Poco importa che i profughi siriani, iracheni e afghani in Turchia siano additati come un problema interno e usati come minaccia o merce di scambio con l’Europa, se non rispediti in Siria come coloni nelle terre da cui i bombardamenti turchi hanno espulso i curdi, o addirittura armati e inviati a combattere come mercenari sotto bandiere jihadiste per le quali si commettono crimini su altri musulmani. L’utilizzo spietato di musulmani concreti per un islam egemonico e astratto riguarda anche la Libia, dove i jihadisti siriani inquadrati dall’esercito turco vengono mandati per non “sprecare”, come in Siria contro i curdi, vite di militari turchi: l’obiettivo è proteggere i Fratelli musulmani di Al-Sarraj, la cui guardia costiera ammassa e tortura in campi di concentramento i migranti neri africani, o spara alle Ong che salvano i naufraghi che tentano di raggiungere l’altro alleato in questo Mediterraneo della vergogna: l’Italia. Non mancano del resto i migranti africani morti direttamente nei commissariati turchi. La contrapposizione con l’occidente in nome della «civiltà islamica» non toglie che lo stesso cinismo sia l’acqua in cui nuotano certi presunti detrattori e, nel caso di Erdoğan, una strategica fonte di ispirazione.

 

 

L’aggressività militare turca si fonda, infatti, su due capisaldi: una riedizione in versione islamica della guerra al terrorismo coniata dai Think Tank statunitensi e la designazione delle invasioni come missioni di pace: i nomi delle aggressioni al Kurdistan siriano sono stati “Ramoscello d’ulivo” (2018) e “Sorgente di pace” (2019). Si tratta di locuzioni ispirate alla retorica dell’occidente ai tempi delle invasioni dell’Afghanistan e dell’Iraq, che contribuirono a provocare il clima di rivalsa islamica cavalcato da Erdoğan, la cui ascesa iniziò nel 2002. Questa riedizione riveduta della “guerra al terrore” ha provocato contraddizioni nella Nato: per Erdoğan i jihadisti siriani vanno considerati una polizia internazionale contro le donne curde “terroriste” e “infedeli”, mentre gli altri paesi hanno un’ottica del tutto diversa, se non capovolta; e proprio l’ossessione di Erdoğan per i curdi ha provocato anche la sua ultima giravolta nella vicenda che riguarda George Floyd.

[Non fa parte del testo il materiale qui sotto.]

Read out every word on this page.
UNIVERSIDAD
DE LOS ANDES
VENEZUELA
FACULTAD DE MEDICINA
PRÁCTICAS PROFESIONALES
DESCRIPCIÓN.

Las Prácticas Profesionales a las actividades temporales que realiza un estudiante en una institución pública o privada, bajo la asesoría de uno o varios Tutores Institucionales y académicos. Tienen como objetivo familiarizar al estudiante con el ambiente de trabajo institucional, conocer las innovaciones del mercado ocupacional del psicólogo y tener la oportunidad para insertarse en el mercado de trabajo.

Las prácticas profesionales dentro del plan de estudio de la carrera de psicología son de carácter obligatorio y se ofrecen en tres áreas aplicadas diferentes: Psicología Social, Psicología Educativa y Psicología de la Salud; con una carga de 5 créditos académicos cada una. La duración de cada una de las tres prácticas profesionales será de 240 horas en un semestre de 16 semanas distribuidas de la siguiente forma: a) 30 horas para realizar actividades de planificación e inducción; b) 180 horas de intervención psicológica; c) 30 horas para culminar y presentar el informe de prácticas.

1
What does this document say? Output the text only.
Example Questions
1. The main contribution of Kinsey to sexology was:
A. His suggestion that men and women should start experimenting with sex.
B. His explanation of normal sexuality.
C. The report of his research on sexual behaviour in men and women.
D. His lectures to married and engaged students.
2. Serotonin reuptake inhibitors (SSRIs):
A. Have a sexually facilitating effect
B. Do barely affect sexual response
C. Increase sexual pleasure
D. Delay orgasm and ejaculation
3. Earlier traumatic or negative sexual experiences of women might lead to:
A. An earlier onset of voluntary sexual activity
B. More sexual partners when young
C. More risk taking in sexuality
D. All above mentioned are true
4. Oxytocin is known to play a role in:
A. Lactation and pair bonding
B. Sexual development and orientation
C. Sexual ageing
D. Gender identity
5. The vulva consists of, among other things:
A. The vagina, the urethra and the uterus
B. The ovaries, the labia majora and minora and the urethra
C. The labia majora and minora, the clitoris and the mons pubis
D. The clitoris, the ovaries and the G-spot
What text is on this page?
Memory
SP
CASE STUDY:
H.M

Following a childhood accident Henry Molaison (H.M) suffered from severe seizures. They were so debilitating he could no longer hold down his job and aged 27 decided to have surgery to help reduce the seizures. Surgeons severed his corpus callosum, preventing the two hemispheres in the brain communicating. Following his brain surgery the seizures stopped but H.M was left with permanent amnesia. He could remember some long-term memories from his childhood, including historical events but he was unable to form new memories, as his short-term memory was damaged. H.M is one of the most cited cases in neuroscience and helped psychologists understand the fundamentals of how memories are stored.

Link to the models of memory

Trump, il primo giugno, ha twittato di voler dichiarare terrorista il movimento antifascista americano, accusato di aver fomentato i disordini, e il ministro degli esteri turco Mevlüt Çavuşoğlu ne ha approfittato per far presente che le Unità di protezione popolare curdo-siriane (Ypg), militarmente alleate degli Stati Uniti nella guerra all’Isis, vedono al loro interno militanti europei o americani che esibiscono stemmi e vessilli “Antifa”. L’8 giugno, in una telefonata, Erdoğan è tornato a chiedere a Trump per questa ragione di inserire le Ypg nella delle organizzazioni terroristiche: troppo vicine ad alcuni degli animatori di Black Lives Matter. C’è una coerenza: a porre fine alle ingiustizie, in Medio Oriente come nel resto del mondo, non possono essere valori pluralisti, secolari e alieni dal tradizionalismo, ma solo l’interpretazione militarista di una «civiltà islamica» che cerchi l’intesa con la destra bianca e xenofoba per accordarsi su qual è il rispettivo nemico “interno” – ossia, sotto diverse forme, lo stesso. Tutto il mondo è paese quando si tratta di svuotare di senso parole come “pace” e “terrore”; e il risultato è che oggi, a occidente come a oriente, “antifascismo” viene accostato a “terrorismo”.